Method: We’ll use a computation graph to visualize the process. While this might seem like overkill for logistic regression, it’s excellent preparation for understanding neural networks.
Recap: Logistic Regression Setup
For a single training example:
Prediction: \(\hat{y} = a = \sigma(z)\)
where: \(z = w^T x + b\)
Loss function: \(\mathcal{L}(a, y) = -[y \log(a) + (1-y) \log(1-a)]\)
Where:
- $a$ = output of logistic regression (same as $\hat{y}$)
- $y$ = true label
Objective: Modify parameters $w$ and $b$ to reduce the loss.
Computation Graph (Forward Pass)
Let’s visualize this for a simple example with 2 features: $x_1$ and $x_2$.
Inputs:
- Features: $x_1$, $x_2$
- Parameters: $w_1$, $w_2$, $b$
Forward computation steps:
Step 1: z = w₁x₁ + w₂x₂ + b
↓
Step 2: a = σ(z)
↓
Step 3: L(a,y) = loss
This is called forward propagation - computing from inputs to loss.
Backward Propagation (Computing Derivatives)
Now we go backwards through the computation graph to compute derivatives.
Step 1: Derivative with respect to $a$
Compute: $\frac{d\mathcal{L}}{da}$ (code variable: da)
Note: If you don’t know calculus, that’s okay!

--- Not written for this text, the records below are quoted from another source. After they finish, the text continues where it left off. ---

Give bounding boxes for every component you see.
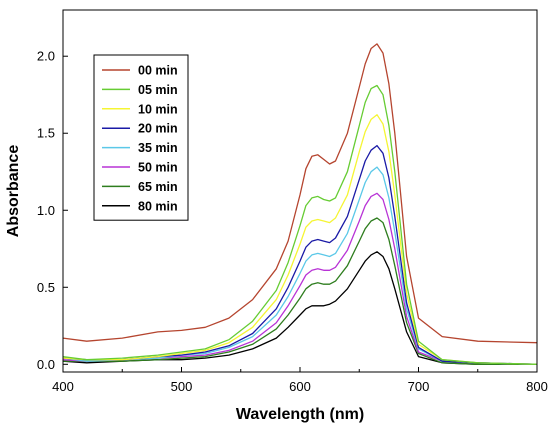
legend-items: 00 min 05 min 10 min 20 min 35 min 50 min 65 m… — [102, 64, 178, 213]
plot-series — [62, 43, 538, 365]
legend-label: 20 min — [138, 122, 178, 136]
legend-label: 80 min — [138, 199, 178, 213]
y-tick-label: 1.0 — [37, 203, 55, 218]
legend-label: 50 min — [138, 161, 178, 175]
legend-label: 65 min — [138, 180, 178, 194]
series-line-7 — [62, 251, 537, 365]
x-tick-label: 700 — [408, 379, 430, 394]
x-axis-title: Wavelength (nm) — [236, 406, 364, 423]
series-line-4 — [62, 166, 538, 365]
y-tick-label: 0.0 — [37, 357, 55, 372]
x-tick-label: 800 — [526, 379, 548, 394]
legend-label: 35 min — [138, 141, 178, 155]
legend-box — [93, 54, 189, 221]
y-axis-ticks: 0.0 0.5 1.0 1.5 2.0 — [37, 49, 68, 372]
series-line-5 — [62, 192, 538, 365]
series-line-3 — [62, 144, 538, 365]
series-line-6 — [63, 217, 537, 365]
y-tick-label: 2.0 — [37, 49, 55, 64]
legend-label: 05 min — [138, 83, 178, 97]
x-axis-ticks: 400 500 600 700 800 — [52, 367, 548, 394]
y-tick-label: 0.5 — [37, 280, 55, 295]
y-tick-label: 1.5 — [37, 126, 55, 141]
legend: 00 min 05 min 10 min 20 min 35 min 50 min 65 m… — [93, 54, 189, 221]
legend-label: 00 min — [138, 64, 178, 78]
x-tick-label: 600 — [289, 379, 311, 394]
y-axis-title: Absorbance — [5, 145, 22, 238]
x-tick-label: 500 — [171, 379, 193, 394]
legend-label: 10 min — [138, 102, 178, 116]
x-tick-label: 400 — [52, 379, 74, 394]
series-line-0 — [62, 43, 538, 344]
series-line-1 — [62, 84, 538, 365]
series-line-2 — [62, 114, 538, 365]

We provide all derivative formulas you need.
Step 2: Derivative with respect to $z$
Compute: $\frac{d\mathcal{L}}{dz}$ (code variable: dz)
For calculus experts: This uses the chain rule:
\[\frac{d\mathcal{L}}{dz} = \frac{d\mathcal{L}}{da} \cdot \frac{da}{dz}\]Where:
- $\frac{da}{dz} = a(1-a)$ (derivative of sigmoid)
- Multiplying these gives: $a - y$
Key insight: The derivative simplifies beautifully to just $a - y$!
Step 3: Derivatives with respect to parameters
Compute: $\frac{d\mathcal{L}}{dw_1}$, $\frac{d\mathcal{L}}{dw_2}$, $\frac{d\mathcal{L}}{db}$
\[\frac{d\mathcal{L}}{dw_1} = x_1 \cdot dz\] \[\frac{d\mathcal{L}}{dw_2} = x_2 \cdot dz\] \[\frac{d\mathcal{L}}{db} = dz\]Code variables: dw1, dw2, db
Summary of Derivatives for One Example
| Variable | Derivative Formula | Code Variable |
|---|---|---|
| $a$ | $-\frac{y}{a} + \frac{1-y}{1-a}$ | da |
| $z$ | $a - y$ | dz |
| $w_1$ | $x_1 \cdot (a - y)$ | dw1 |
| $w_2$ | $x_2 \cdot (a - y)$ | dw2 |
| $b$ | $a - y$ | db |
Gradient Descent Update (One Example)
Step 1: Compute derivatives
# Forward pass (already done)
z = w1*x1 + w2*x2 + b
a = sigmoid(z)
loss = -(y*log(a) + (1-y)*log(1-a))
# Backward pass
dz = a - y
dw1 = x1 * dz
dw2 = x2 * dz
db = dz
Step 2: Update parameters
w1 = w1 - alpha * dw1
w2 = w2 - alpha * dw2
b = b - alpha * db
Where $\alpha$ is the learning rate.
Generalizing to $n$ Features
For $n$ features $(x_1, x_2, \ldots, x_n)$:
\[z = \sum_{i=1}^{n} w_i x_i + b = w^T x + b\]Derivatives:
\[\frac{d\mathcal{L}}{dw_i} = x_i \cdot dz = x_i \cdot (a - y)\]In vectorized form:
\[\frac{d\mathcal{L}}{dw} = x \cdot dz\]The Big Picture
Forward propagation (compute loss):
x → z → a → L
Backward propagation (compute gradients):
x ← dz ← da ← dL
Update parameters:
w = w - α · dw
b = b - α · db
What About Multiple Training Examples?
So far, we’ve shown gradient descent for one training example. But in practice, we have $m$ training examples.
Next step: Learn how to apply these concepts to an entire training set efficiently.
Key Takeaways
- Forward propagation: Compute predictions and loss
- Backward propagation: Compute derivatives using the chain rule
- Key formula: $dz = a - y$ (prediction error)
- Update rule: Subtract learning rate times gradient
- Computation graph: Visual tool for understanding derivatives
Don’t worry about calculus: We provide all the derivative formulas you need. Focus on understanding the flow and implementing the updates correctly.